From linearity and superposition — your prerequisite circuit theorems — you know that any linear network behaves predictably at its terminals regardless of internal complexity. Thévenin's theorem gave you one canonical form: a voltage source in series with a resistance. Norton's theorem gives you the dual form: a current source I_N in parallel with a resistance R_N. Both are exact representations of the same network, and they are related by a simple source transformation.
To find the Norton equivalent of a network at a pair of terminals, you need two quantities. First, short-circuit the terminals (connect a wire directly across them) and measure the current that flows through that short — this is I_N. Intuitively, the Norton current is the maximum current the network can deliver to a zero-resistance load. Second, kill all independent sources (replace voltage sources with short circuits, current sources with open circuits) and measure the resistance seen looking back into the terminals from outside — this is R_N, which equals R_th exactly. The two theorems describe the same network in different languages: Thévenin says "here is how much voltage I can produce at open circuit," while Norton says "here is how much current I can deliver into a short circuit." The conversion I_N = V_th / R_th relates the two directly, so knowing either form gives you the other instantly.

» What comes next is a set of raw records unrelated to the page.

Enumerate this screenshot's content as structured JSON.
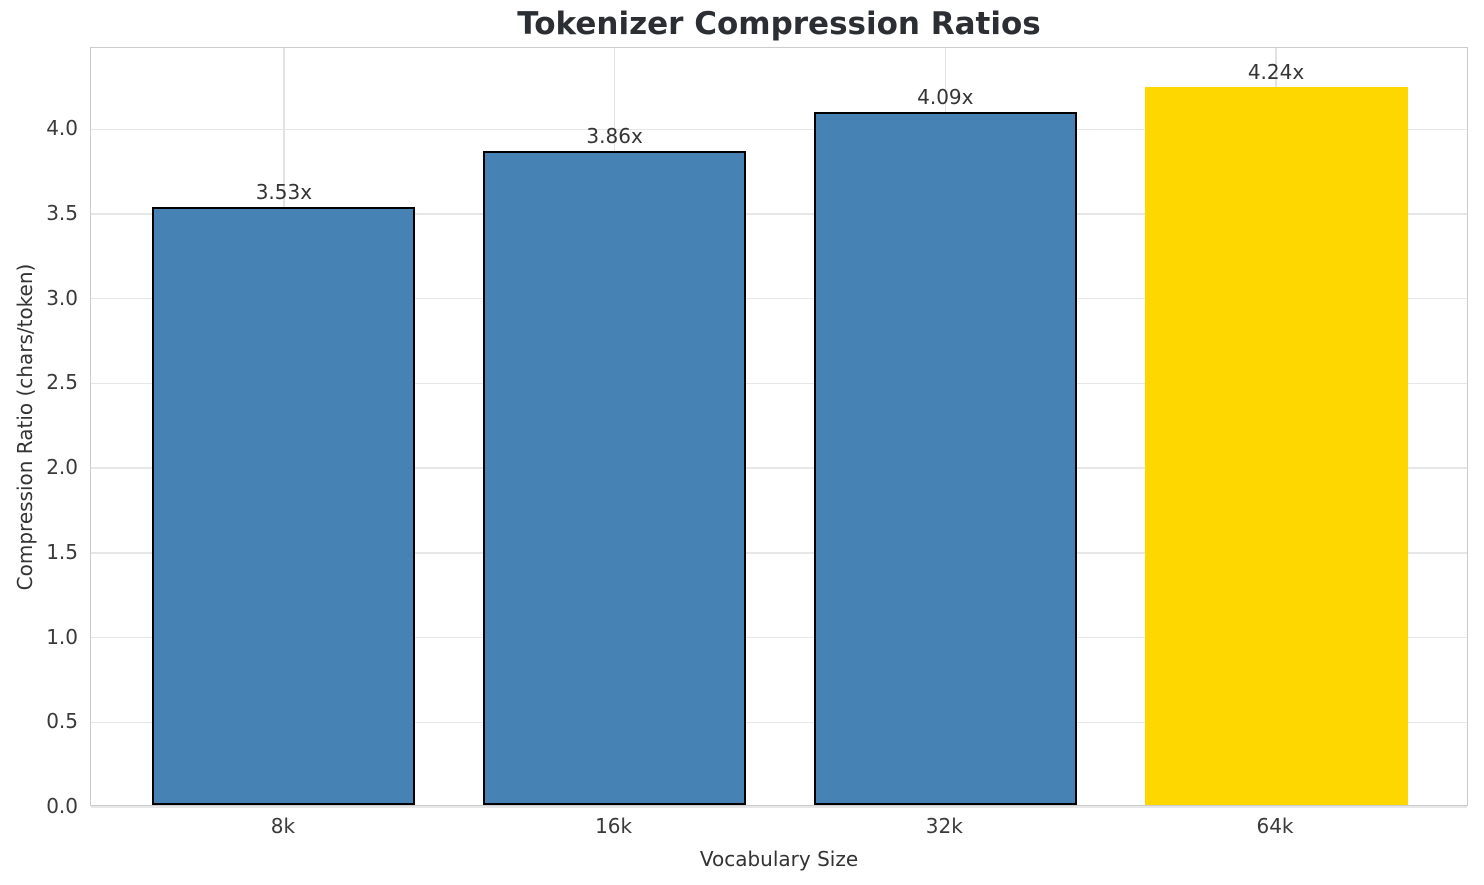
{
  "chart_data": {
    "type": "bar",
    "title": "Tokenizer Compression Ratios",
    "xlabel": "Vocabulary Size",
    "ylabel": "Compression Ratio (chars/token)",
    "categories": [
      "8k",
      "16k",
      "32k",
      "64k"
    ],
    "values": [
      3.53,
      3.86,
      4.09,
      4.24
    ],
    "bar_value_labels": [
      "3.53x",
      "3.86x",
      "4.09x",
      "4.24x"
    ],
    "bar_colors": [
      "#4682B4",
      "#4682B4",
      "#4682B4",
      "#FFD700"
    ],
    "bar_edge_colors": [
      "#000000",
      "#000000",
      "#000000",
      "none"
    ],
    "highlighted_category": "64k",
    "y_ticks": [
      0.0,
      0.5,
      1.0,
      1.5,
      2.0,
      2.5,
      3.0,
      3.5,
      4.0
    ],
    "y_tick_labels": [
      "0.0",
      "0.5",
      "1.0",
      "1.5",
      "2.0",
      "2.5",
      "3.0",
      "3.5",
      "4.0"
    ],
    "ylim": [
      0,
      4.48
    ],
    "grid": "both",
    "legend_position": "none",
    "colors": {
      "bar_default": "#4682B4",
      "bar_highlight": "#FFD700",
      "grid": "#e7e7e7",
      "spine": "#cccccc",
      "text": "#333333",
      "title": "#2b2e33"
    }
  }
}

The choice between Thévenin and Norton is a matter of analytical convenience, not correctness. When you are connecting networks in series, Thévenin is natural — voltage sources add directly. When you are connecting networks in parallel, Norton is natural — current sources add directly and parallel resistances combine easily. This is the practical value of duality: it lets you choose whichever equivalent makes the algebra cleaner. For example, to find the total short-circuit current from two Norton sources in parallel, you simply add their Norton currents and combine their Norton resistances in parallel — a one-line calculation. The same problem with Thévenin equivalents would require converting back to Norton, combining, then converting again.
These theorems are also the conceptual foundation for thinking about source loading — how connecting a load changes what a source delivers. A Thévenin source with large R_th drops a lot of voltage when current flows; a Norton source with small R_N loses a lot of current when voltage builds up. An ideal voltage source has R_th = 0 (no internal drop); an ideal current source has R_N = ∞ (no internal diversion). Every real source sits between these ideals, and Norton and Thévenin equivalents give you the exact two-parameter model needed to predict behavior under any load — including the maximum power transfer condition that follows directly from these equivalent circuits.